The American pokeweed plant, Phytolacca americana, is recognized for synthesizing pokeweed antiviral protein (PAP), a ribosome inactivating protein (RIP) that inhibits the replication of several plant and animal viruses. The plant is also a heavy metal accumulator with applications in soil remediation. However, little is known about pokeweed stress responses, as large-scale sequencing projects have not been performed for this species. Here, we sequenced the mRNA transcriptome of pokeweed in the presence and absence of jasmonic acid (JA), a hormone mediating plant defense. Trinity-based de novo assembly of mRNA from leaf tissue and BLASTx homology searches against public sequence databases resulted in the annotation of 59 096 transcripts. Differential expression analysis identified JA-responsive genes that may be involved in defense against pathogen infection and herbivory. We confirmed the existence of several PAP isoforms and cloned a potentially novel isoform of PAP. Expression analysis indicated that PAP isoforms are differentially responsive to JA, perhaps indicating specialized roles within the plant.
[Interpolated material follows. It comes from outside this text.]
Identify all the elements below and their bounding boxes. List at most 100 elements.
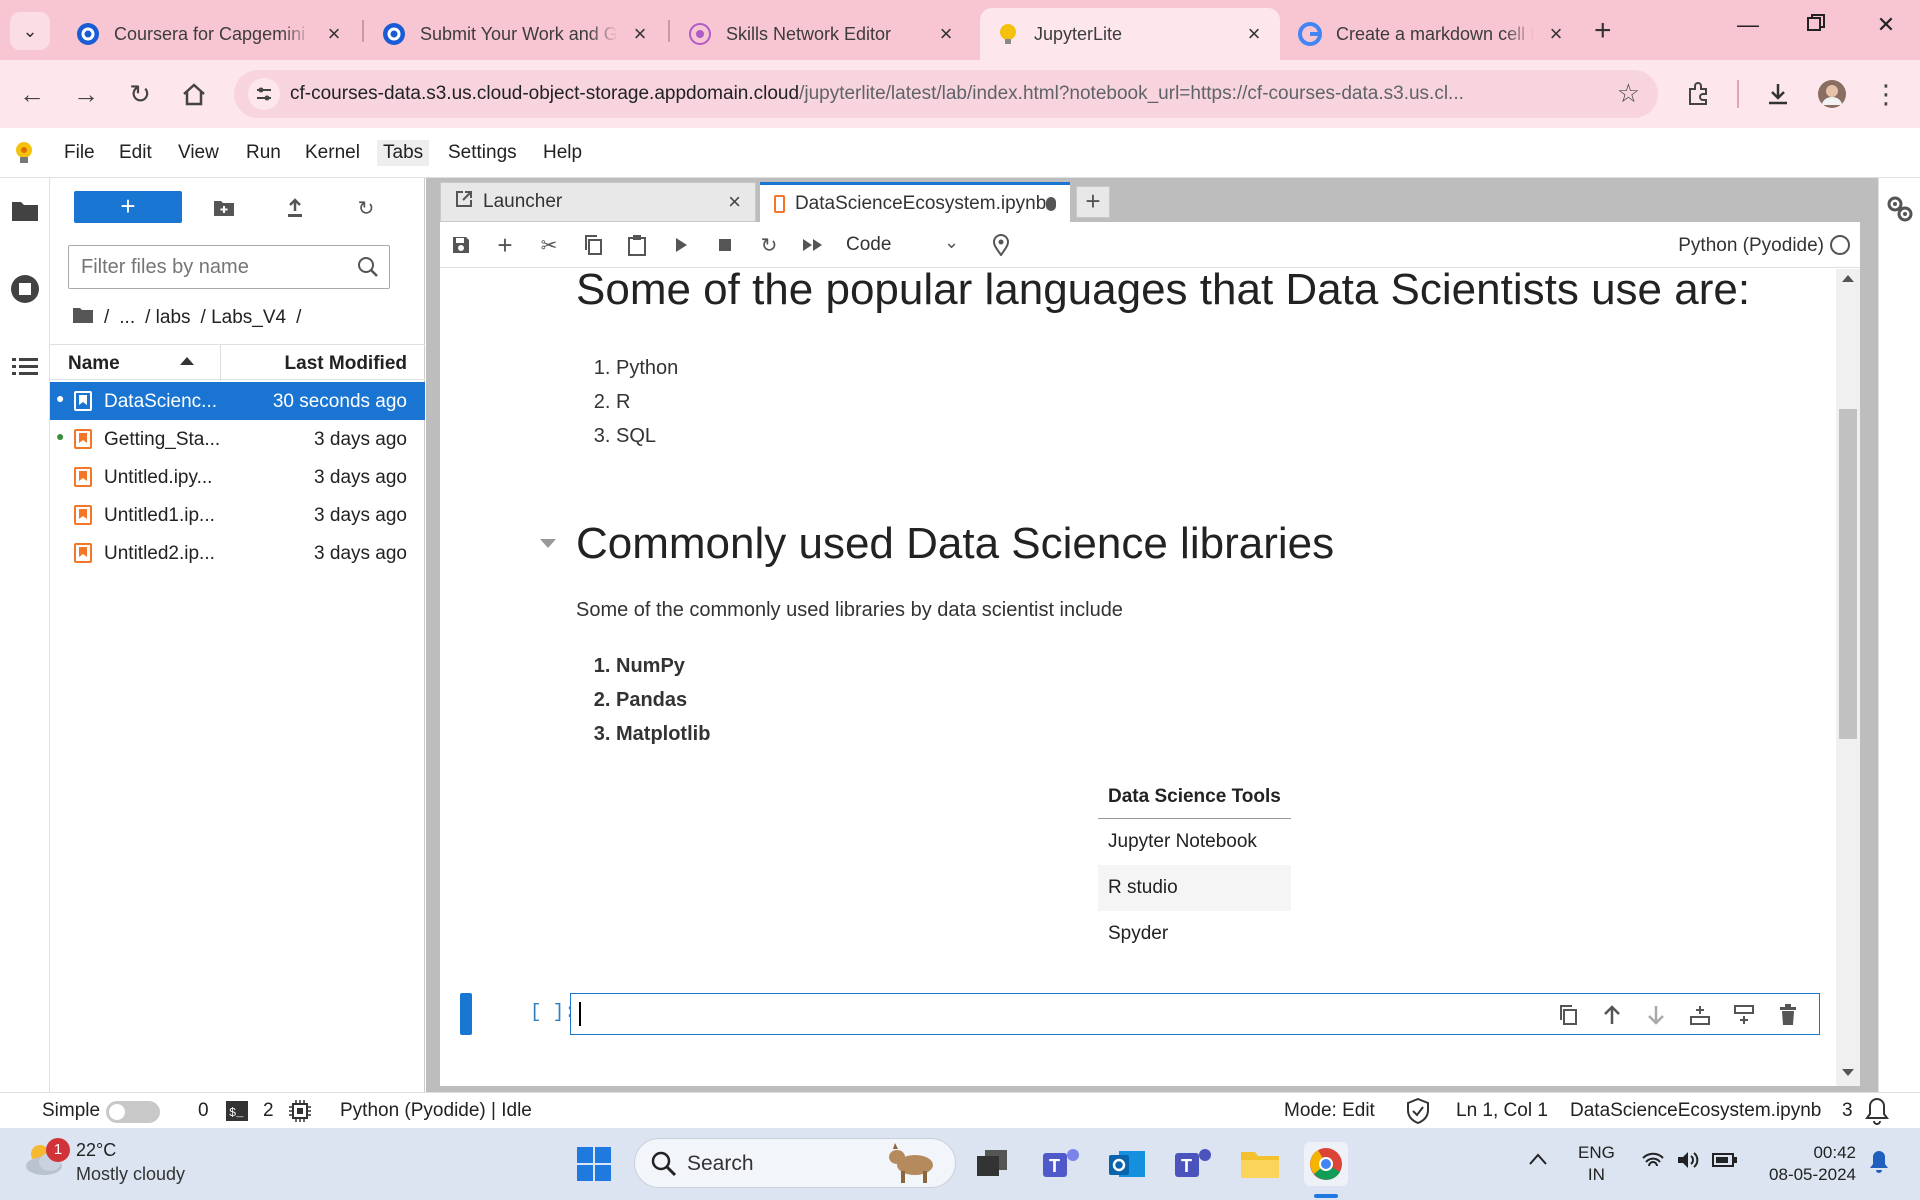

Finally, we identified 52 305 natural antisense transcript pairs, four of which comprised PAP isoforms, suggesting a novel form of RIP gene regulation. This transcriptome-wide study of a Phytolaccaceae family member provides a source of new genes that may be involved in stress tolerance in this plant. The sequences generated in our study have been deposited in the SRA database under project # SRP069141.
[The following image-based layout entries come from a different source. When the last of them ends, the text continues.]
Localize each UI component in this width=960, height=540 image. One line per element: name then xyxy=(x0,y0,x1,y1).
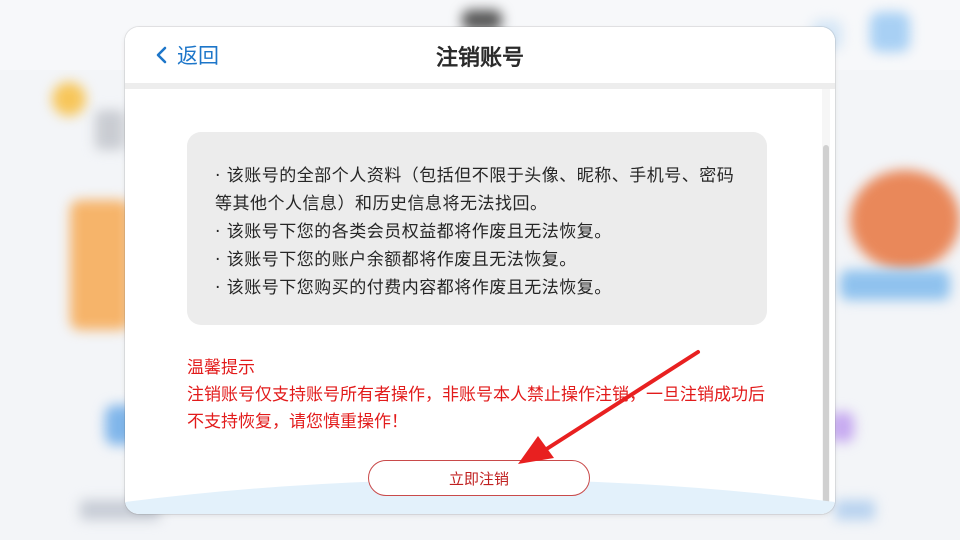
background-blur-shape xyxy=(840,270,950,300)
background-blur-shape xyxy=(95,110,125,150)
cancel-account-dialog: 返回 注销账号 · 该账号的全部个人资料（包括但不限于头像、昵称、手机号、密码等… xyxy=(125,27,835,514)
info-box: · 该账号的全部个人资料（包括但不限于头像、昵称、手机号、密码等其他个人信息）和… xyxy=(187,132,767,325)
warning-title: 温馨提示 xyxy=(187,358,255,378)
info-item: · 该账号下您的各类会员权益都将作废且无法恢复。 xyxy=(215,222,612,242)
confirm-cancel-account-button[interactable]: 立即注销 xyxy=(368,460,590,496)
background-blur-shape xyxy=(70,200,130,330)
scrollbar-thumb[interactable] xyxy=(823,145,829,514)
page-title: 注销账号 xyxy=(435,46,524,71)
info-item: · 该账号下您购买的付费内容都将作废且无法恢复。 xyxy=(215,278,612,298)
warning-text: 注销账号仅支持账号所有者操作，非账号本人禁止操作注销，一旦注销成功后不支持恢复，… xyxy=(187,385,765,432)
warning-notice: 温馨提示 注销账号仅支持账号所有者操作，非账号本人禁止操作注销，一旦注销成功后不… xyxy=(187,355,777,436)
background-blur-shape xyxy=(52,82,86,116)
background-blur-shape xyxy=(835,500,875,520)
dialog-header: 返回 注销账号 xyxy=(125,27,835,83)
background-blur-shape xyxy=(850,170,960,270)
background-blur-shape xyxy=(870,12,910,52)
info-item: · 该账号下您的账户余额都将作废且无法恢复。 xyxy=(215,250,577,270)
info-item: · 该账号的全部个人资料（包括但不限于头像、昵称、手机号、密码等其他个人信息）和… xyxy=(215,166,735,214)
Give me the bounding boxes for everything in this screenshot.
Keywords: Phytolacca americana; RNA-seq; jasmonic acid; natural antisense transcript; pokeweed; pokeweed antiviral protein; ribosome inactivating protein; transcriptome.

FIGURE 1

Length distributions of pokeweed mRNA transcriptomes.

FIGURE 2

Identification of JA-responsive genes in pokeweed. (A) Heat map of expression values (log₂FPKM, median-centered) of the top differentially expressed transcripts (FDR < 0.001, FC ≥ 4). (B) Venn diagram depicting treatment-specific expression patterns of transcripts in (A).

FIGURE 3

Validation of RNA-seq differential expression results. The correlation of JA-induced expression changes obtained from RNA-seq and qRT-PCR is shown for 10 transcripts, eight of which were randomly selected. Results for qRT-PCR are from three independent biological replicates for each transcript.

FIGURE 4

Functional analysis of NATs in pokeweed. GO enrichment analysis was conducted on all NATs (Test Set) against the raw pokeweed transcriptome assembly (Reference Set). Enriched terms (FDR < 0.001) are listed in order of increasing significance (bottom to top).

FIGURE 5

Expression of PAP sense and antisense transcripts. The correlation of JA-induced expression changes obtained by RNA-seq is shown for each PAP isoform and its corresponding NAT.